Newsonline reports that after dropping to a low of 720/$, the naira miraculously recovered, reversing the previous losses trend to trade as high as 635/$ on the black market.
The naira sunk to N675/$ on Wednesday, August 10, 2022, in the parallel market.
The temporary strengthening of the naira in early August and the subsequent weakening can be attributed to intermittent supply fluctuations.
Despite Naira’s recent high volatility, none of the fundamental Macro indicators has shifted in Naira’s favour.
A cursory examination of the data reveals a significant decline in dollar supply from roughly $383 million traded on July 19th, 2022, to around $59 million traded on July 29th, 2022, indicating significant forex scarcity in the official market.
The data also shows that when forex turnover was at its peak, the Naira traded at about N630/$, but after the dollar supply deficit persisted, the Naira plummeted to its lowest at around N720/$ on July 29, 2022.
The data also reveals that the Naira began to strengthen in the parallel market as the official markets’ turnover of foreign exchange rose. It is therefore evident that the Black market pricing is strongly influenced by the amount of foreign exchange available in the official market.
The amount of foreign exchange traded decreased slightly by 1.75% to $113.64 million on Tuesday, August 9, 2022, from $115.67 million on Monday, August 8, 2022. Due to the decline in supply, the Naira lost some of its value and closed at N675/$1, a 1.5% fall from the N665/$1 recorded in the previous trade.
Given the data explored above, it is safe to say that the depreciation of the Naira in the black market is likely to continue; if the Central Bank of Nigeria doesn’t maintain a sufficient supply of dollars in the official window the Naira would crash further to the N700/$ region.
Kalu Aja, a Financial Literacy expert with a large following on Twitter stated that the movement of the Naira is a supply issue as core Macroeconomic fundamentals haven’t changed.

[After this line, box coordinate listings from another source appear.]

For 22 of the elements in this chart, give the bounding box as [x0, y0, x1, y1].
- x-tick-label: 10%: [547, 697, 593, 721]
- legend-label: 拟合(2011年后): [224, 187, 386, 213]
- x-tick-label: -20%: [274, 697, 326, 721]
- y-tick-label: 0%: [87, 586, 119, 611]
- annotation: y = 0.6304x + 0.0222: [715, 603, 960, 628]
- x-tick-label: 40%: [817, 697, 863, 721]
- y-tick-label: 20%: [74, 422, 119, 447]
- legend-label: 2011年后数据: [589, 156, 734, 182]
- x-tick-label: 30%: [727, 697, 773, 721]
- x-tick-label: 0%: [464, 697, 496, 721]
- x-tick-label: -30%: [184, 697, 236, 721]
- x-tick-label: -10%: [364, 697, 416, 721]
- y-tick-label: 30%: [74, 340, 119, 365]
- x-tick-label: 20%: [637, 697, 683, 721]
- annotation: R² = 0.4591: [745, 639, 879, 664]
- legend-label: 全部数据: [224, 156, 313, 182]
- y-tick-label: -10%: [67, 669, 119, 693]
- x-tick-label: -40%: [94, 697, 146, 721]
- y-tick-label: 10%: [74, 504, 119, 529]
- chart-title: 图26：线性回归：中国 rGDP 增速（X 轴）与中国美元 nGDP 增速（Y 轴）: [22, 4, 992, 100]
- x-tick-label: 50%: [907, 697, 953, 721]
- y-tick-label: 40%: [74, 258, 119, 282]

He said, “More supply is causing the price to deviate slightly. I don’t believe the appreciation is due to any change in macroeconomics; it’s a supply issue, and new supply has entered the market, causing the price to moderate slightly.”
He went on to say that Nigeria’s currency crisis would be resolved if we could enhance the supply of dollars into the economy.
“We have to export more so we can earn dollars as you are aware crude oil prices are up but Nigeria’s production is down. Not just export crude oil but non-oil exports,“ he added.
He also emphasized that Nigeria requires more remittances. “The CBN’s policies, capital controls, and the fixing of the naira at a very high rate are not encouraging,” he remarked.
“We need to do fewer imports so that we can stop importing PMS, which will relieve pressure on the currency. It will assist the naira in finding its level,” he continued.
Dr Romanus Osabohien, Lecturer at the Department of Economics, Covenant University, Ota stated that “low production, high consumption of foreign products above local goods, CBN inefficiency, interest rate differentials and political instability” serve as fuel to the burning Naira.
He further commented, “with the right policies such as an increase in the production of local commodities, we may expect a rise in the value of the naira. On the other hand, without these policies, we may expect worse in terms of the value of the naira.”